COMMENTARY Election Integrity

Unions Spent Millions in 2014, and Came Up Empty

Nov 10, 2014 2 min read
COMMENTARY BY

Research Fellow, Labor Economics

As research fellow in labor economics at The Heritage Foundation, James Sherk researched ways to promote competition and mobility.

Perhaps the biggest story of Tuesday night is the dog that barked but didn’t bite: the unions. Virtually every politician they targeted won.

This was not expected. Midwest conservative politicians had passed a raft of recent labor reforms, and union leaders had threatened electoral retribution against them. But on election night, nothing happened.

Consider: In 2011 Wisconsin governor Scott Walker virtually eliminated collective bargaining in state government. In 2012 Michigan governor Rick Snyder passed a right-to-work law making union membership voluntary. So did former Indiana governor Mitch Daniels. In 2013 Kansas governor Sam Brownback signed paycheck protection legislation requiring government unions to get their members’ permission before spending dues on politics.

These reforms gave workers more control over their money while reducing costs for taxpayers. But they reduced union power: Union leaders want paying their onerous dues to be mandatory. They collect billions that way. And government unions want the legal power to bargain over government spending. So unions poured $300 million into defeating the governors and legislators who supported these changes. (Most of that money came from forced dues.)

Yet on election night, the unions came up empty. Scott Walker won reelection handily, while both houses of the Wisconsin legislature became even more conservative. Michigan governor Rick Snyder also won a comfortable reelection — and not one legislator who voted for right-to-work lost. Kansas governor Sam Brownback won a second term with an even larger legislative majority.

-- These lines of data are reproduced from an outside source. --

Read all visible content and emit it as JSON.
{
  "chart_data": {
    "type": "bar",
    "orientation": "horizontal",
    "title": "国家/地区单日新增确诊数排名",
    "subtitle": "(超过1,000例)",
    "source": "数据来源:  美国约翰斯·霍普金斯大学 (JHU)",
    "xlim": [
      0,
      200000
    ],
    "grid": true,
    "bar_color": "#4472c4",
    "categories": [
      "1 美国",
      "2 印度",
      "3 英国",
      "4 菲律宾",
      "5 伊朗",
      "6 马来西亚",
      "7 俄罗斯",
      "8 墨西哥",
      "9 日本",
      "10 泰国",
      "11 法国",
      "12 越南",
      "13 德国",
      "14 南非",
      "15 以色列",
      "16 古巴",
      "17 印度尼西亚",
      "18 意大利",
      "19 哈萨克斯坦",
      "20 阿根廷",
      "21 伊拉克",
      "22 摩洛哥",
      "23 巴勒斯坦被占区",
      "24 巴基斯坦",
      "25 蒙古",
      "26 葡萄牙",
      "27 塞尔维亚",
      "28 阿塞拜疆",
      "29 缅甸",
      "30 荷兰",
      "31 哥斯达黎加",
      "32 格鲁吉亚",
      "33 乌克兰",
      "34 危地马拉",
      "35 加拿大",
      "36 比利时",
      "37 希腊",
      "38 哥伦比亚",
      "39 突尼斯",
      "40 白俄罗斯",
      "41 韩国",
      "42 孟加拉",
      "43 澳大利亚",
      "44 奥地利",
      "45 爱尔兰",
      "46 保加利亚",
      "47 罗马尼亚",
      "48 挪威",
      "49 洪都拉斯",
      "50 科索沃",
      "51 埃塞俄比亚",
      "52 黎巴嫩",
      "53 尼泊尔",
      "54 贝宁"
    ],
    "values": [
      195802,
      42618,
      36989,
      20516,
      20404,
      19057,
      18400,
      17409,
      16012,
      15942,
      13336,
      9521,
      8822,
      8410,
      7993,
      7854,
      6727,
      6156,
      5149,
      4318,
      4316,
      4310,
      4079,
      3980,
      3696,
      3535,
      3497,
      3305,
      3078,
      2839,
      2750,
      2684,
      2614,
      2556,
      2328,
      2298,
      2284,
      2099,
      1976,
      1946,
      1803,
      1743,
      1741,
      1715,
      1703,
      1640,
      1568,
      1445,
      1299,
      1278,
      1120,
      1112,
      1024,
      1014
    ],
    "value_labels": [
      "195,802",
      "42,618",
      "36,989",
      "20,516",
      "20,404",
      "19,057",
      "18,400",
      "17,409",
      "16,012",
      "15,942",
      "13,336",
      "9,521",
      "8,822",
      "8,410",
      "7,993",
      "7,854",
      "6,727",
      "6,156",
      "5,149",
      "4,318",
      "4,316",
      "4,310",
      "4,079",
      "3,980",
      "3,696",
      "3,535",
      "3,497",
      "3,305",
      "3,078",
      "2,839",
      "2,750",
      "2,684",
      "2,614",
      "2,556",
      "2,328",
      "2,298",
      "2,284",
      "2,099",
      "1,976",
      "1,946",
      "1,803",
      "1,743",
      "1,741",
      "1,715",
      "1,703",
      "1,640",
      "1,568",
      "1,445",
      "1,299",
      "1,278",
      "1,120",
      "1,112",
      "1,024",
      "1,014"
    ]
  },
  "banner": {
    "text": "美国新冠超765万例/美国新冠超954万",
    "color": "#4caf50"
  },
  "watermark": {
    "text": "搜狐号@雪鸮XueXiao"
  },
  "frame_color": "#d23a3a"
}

In fact, the only politicians unions targeted who lost was Pennsylvania governor Tom Corbett — a Republican governor who had made it clear he would not touch labor reforms. Meanwhile Illinois voters elected businessman Bruce Rauner on a platform of reining in government unions.

This does not mean that voters endorsed everything Walker, or Snyder, or Brownback did. Many factors influenced the election, of course. But the elections results do show that labor reforms like Walker’s and right-to-work don’t cost votes. Exit polls showed most Wisconsin voters view government unions unfavorably; Limiting collective bargaining in government hardly turned them off. In Michigan David Crim, a senior consultant for the Michigan Education Association (a state teachers’ union), admitted that right-to-work didn’t motivate people to vote against Governor Snyder.

“I do not believe that on November 4th when people go to the polls they are going to say ‘you know what, I am going to decide who I am going to vote for, for governor, for the legislature, any office on the ballot based on the right-to-work law that was passed,”’ he said.

The law should not force workers to pay union dues. Nor should it give unions a monopoly on the governments’ labor force. Tuesday’s results show that unions lack the power to defeat politicians who pass better labor laws. Unions opposing right-to-work, it turns out, can’t deliver on their threats.

 - James Sherk is the senior policy analyst in labor economics at the Heritage Foundation’s Center for Data Analysis.